Purpose: : Rho^P23H is the most common rhodopsin mutation in humans. Current animal models that express Rho^P23H in rods exhibit retinal degeneration. In cultured mammalian cells, Rho^P23H was found in aggresomes containing chaperones (Saliba et al. 2002, J. Cell. Sci. 115, 2907) suggesting this could also be a cellular fate of Rho^P23H in retina. Thus, we examined rods for potential Rho^P23H oligomers or protein aggregates by quantitative live cell imaging.

Methods: : We generated transgenic Xenopus that expressopsin (Rho-EGFP) or P23H mutant (Rho^P23H-EGFP) cDNAs with EGFP fused to its carboxyl terminus. We utilized high-resolution live cell imaging and fluorescence recovery after photobleaching to reveal the localization and dynamics of Rho^P23H-EGFP within the photoreceptor.

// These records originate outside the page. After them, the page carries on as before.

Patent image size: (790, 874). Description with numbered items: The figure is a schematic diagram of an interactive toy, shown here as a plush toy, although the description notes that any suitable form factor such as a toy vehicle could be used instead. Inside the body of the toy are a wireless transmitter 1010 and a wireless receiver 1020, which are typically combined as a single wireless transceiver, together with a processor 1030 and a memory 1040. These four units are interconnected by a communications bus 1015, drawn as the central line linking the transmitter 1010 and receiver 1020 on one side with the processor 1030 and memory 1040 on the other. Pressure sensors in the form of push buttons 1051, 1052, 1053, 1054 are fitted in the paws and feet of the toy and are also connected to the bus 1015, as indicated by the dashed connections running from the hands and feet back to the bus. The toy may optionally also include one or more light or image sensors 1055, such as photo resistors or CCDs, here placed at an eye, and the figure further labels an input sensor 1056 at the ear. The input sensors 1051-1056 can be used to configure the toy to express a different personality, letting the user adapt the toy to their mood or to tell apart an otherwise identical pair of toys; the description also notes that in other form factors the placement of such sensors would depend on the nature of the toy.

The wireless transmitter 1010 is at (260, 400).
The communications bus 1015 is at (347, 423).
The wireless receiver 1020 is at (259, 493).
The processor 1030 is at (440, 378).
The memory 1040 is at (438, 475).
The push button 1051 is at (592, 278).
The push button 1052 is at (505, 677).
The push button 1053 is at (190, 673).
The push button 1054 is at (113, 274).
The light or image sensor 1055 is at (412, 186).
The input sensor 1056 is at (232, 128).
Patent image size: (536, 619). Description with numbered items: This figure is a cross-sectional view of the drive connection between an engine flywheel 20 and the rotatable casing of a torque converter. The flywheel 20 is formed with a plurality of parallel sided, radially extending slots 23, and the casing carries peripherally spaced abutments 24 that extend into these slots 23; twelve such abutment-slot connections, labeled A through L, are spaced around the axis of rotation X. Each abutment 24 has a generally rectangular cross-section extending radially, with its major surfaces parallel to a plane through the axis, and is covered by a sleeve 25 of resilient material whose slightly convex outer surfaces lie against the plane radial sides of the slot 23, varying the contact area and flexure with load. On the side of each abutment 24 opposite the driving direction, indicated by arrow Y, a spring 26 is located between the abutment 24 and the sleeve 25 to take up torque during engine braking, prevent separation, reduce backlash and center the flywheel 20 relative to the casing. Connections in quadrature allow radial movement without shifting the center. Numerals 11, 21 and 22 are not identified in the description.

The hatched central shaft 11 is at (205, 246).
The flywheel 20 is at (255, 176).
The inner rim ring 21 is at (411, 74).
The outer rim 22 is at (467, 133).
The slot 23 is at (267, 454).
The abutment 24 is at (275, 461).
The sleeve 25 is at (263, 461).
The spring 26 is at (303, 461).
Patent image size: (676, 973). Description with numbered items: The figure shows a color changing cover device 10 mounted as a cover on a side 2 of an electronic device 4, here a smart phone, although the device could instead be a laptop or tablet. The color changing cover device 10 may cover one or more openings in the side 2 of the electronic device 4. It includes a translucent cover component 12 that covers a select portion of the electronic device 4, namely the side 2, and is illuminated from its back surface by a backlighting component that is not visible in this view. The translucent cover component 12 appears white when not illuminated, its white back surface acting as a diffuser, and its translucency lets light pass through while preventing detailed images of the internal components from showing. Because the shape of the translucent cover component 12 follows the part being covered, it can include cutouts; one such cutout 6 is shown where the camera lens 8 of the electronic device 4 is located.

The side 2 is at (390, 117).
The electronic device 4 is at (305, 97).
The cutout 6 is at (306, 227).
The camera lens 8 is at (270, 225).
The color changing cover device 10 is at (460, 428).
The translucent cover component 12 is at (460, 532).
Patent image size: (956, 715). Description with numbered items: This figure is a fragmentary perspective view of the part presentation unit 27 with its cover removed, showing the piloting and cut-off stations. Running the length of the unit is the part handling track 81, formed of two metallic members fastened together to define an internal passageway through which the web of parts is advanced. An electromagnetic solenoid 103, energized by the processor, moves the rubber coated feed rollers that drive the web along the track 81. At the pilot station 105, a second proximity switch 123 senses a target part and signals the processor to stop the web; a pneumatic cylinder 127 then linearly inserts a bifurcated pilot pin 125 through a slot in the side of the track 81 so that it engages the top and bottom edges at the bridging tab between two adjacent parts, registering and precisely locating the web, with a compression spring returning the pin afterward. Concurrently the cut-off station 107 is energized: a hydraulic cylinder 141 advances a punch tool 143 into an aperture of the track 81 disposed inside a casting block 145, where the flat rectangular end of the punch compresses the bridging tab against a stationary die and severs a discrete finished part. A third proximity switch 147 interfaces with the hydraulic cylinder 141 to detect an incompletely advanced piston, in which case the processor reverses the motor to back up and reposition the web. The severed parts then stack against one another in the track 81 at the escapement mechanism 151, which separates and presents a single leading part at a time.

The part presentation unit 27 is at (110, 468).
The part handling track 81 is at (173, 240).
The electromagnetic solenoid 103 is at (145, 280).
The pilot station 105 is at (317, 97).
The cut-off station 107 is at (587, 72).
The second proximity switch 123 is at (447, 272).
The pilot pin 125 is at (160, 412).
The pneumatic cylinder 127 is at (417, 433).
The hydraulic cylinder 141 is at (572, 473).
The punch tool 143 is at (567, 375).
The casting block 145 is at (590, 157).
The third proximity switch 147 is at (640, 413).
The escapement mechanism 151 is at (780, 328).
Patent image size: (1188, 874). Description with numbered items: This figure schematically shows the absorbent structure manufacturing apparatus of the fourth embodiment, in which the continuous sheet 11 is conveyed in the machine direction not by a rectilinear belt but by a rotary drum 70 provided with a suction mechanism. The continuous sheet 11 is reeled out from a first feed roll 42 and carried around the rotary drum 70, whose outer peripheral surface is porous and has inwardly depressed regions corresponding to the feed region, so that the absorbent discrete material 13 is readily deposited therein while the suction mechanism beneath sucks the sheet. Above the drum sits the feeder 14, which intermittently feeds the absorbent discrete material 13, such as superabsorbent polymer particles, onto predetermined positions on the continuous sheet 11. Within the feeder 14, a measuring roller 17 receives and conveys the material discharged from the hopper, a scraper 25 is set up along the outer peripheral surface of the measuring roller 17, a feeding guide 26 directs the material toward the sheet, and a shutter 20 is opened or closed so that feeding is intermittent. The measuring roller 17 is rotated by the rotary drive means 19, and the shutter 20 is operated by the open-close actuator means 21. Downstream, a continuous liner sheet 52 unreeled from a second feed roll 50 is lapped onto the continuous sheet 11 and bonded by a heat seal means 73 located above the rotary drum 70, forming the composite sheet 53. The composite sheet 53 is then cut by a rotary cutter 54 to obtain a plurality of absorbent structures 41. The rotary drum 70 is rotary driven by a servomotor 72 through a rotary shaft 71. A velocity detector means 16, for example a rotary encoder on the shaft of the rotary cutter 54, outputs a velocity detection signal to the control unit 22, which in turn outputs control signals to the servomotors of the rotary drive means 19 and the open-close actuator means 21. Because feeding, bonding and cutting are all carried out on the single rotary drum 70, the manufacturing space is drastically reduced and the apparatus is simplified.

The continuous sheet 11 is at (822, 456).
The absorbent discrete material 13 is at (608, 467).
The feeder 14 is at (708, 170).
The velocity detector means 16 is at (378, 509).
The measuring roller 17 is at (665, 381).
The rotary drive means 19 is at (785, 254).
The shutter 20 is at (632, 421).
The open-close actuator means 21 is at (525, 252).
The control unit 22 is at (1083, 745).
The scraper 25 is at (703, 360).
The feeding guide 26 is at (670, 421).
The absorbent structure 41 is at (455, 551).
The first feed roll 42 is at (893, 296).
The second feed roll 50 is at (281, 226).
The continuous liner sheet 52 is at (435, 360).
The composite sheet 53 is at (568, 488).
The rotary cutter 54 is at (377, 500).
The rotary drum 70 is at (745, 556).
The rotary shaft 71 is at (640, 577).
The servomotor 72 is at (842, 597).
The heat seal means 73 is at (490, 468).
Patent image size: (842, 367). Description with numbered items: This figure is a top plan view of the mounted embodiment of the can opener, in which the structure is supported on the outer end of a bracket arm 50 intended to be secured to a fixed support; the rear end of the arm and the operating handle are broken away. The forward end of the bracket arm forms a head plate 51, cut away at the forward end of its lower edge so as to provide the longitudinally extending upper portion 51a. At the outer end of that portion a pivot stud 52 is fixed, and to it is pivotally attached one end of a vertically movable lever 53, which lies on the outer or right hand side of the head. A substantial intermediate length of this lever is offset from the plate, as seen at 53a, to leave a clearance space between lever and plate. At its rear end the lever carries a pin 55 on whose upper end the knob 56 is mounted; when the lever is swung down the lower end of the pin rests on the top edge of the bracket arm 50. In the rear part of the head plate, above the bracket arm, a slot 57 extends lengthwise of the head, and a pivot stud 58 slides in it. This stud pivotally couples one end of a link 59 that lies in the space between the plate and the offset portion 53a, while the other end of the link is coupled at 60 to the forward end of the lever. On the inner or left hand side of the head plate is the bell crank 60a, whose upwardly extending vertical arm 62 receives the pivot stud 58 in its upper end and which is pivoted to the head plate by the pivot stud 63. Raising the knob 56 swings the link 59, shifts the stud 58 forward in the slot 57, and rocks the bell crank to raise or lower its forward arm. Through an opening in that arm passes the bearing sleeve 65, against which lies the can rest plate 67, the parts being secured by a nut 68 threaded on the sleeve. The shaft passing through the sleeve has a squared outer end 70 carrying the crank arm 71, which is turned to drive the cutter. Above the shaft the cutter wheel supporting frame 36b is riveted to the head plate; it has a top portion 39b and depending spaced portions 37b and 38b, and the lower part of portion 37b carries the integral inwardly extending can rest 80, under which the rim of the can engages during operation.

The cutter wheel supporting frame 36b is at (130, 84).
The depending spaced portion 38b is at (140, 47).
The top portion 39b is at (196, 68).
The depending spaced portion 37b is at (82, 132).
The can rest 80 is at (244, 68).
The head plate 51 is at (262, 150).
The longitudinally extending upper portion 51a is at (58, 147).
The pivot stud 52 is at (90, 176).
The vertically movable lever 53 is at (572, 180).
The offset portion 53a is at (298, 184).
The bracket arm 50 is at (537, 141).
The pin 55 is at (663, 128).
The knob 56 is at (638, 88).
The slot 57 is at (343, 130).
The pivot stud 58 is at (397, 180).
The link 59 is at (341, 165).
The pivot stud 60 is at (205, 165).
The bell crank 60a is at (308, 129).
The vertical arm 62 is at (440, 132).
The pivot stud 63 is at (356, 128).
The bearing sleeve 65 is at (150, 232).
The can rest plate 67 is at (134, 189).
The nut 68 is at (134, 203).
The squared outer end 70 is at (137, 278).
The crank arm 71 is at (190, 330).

Results: : Live imaging of transgenic rods showed that Rho^P23H-EGFP appears in concentrated fluorescent foci both in inner and outer segments. Based on dynamic FRAP analysis, we found that the outer segment foci were immobile aggregates. Rho^P23H-EGFP inner segment foci were mobile, with fluorescence recovery rates after photobleaching that were similar to non-aggregated Rho-EGFP. The immobile fluorescent foci were more abundant toward the distal end of the outer segment, suggesting a time-dependence for foci formation. Fluorescent foci were more abundant in rods with high Rho^P23H-EGFP expression levels, and were commonly found in disk incisures in contrast to Rho-EGFP. Rods co-expressing both Rho^P23H-EGFP and Rho-mCherry showed exclusion of Rho-mCherry from immobile fluorescent foci. Retina from transgenic Xenopus expressing Rho^P23H-EGFP showed abnormal vesicotubular structures in rod outer segment membranes in electron micrographs, which were not observed in transgenic Xenopus expressing Rho-EGFP.

Conclusions: : We have shown, for the first time, that Rho^P23H-EGFP forms aggregates in the outer segment of transgenic rods. In addition, we observed abnormal vesicotubular structures in the outer segment membranes of these animals. These results suggest a new mechanism for destabilizing the rod: mutant protein aggregation. Formation of such protein aggregates has been shown in a number of neurodegenerative diseases such as Alzheimer’s disease. Further studies will address the nature of these aggregates and their efficacy to trigger photoreceptors degeneration.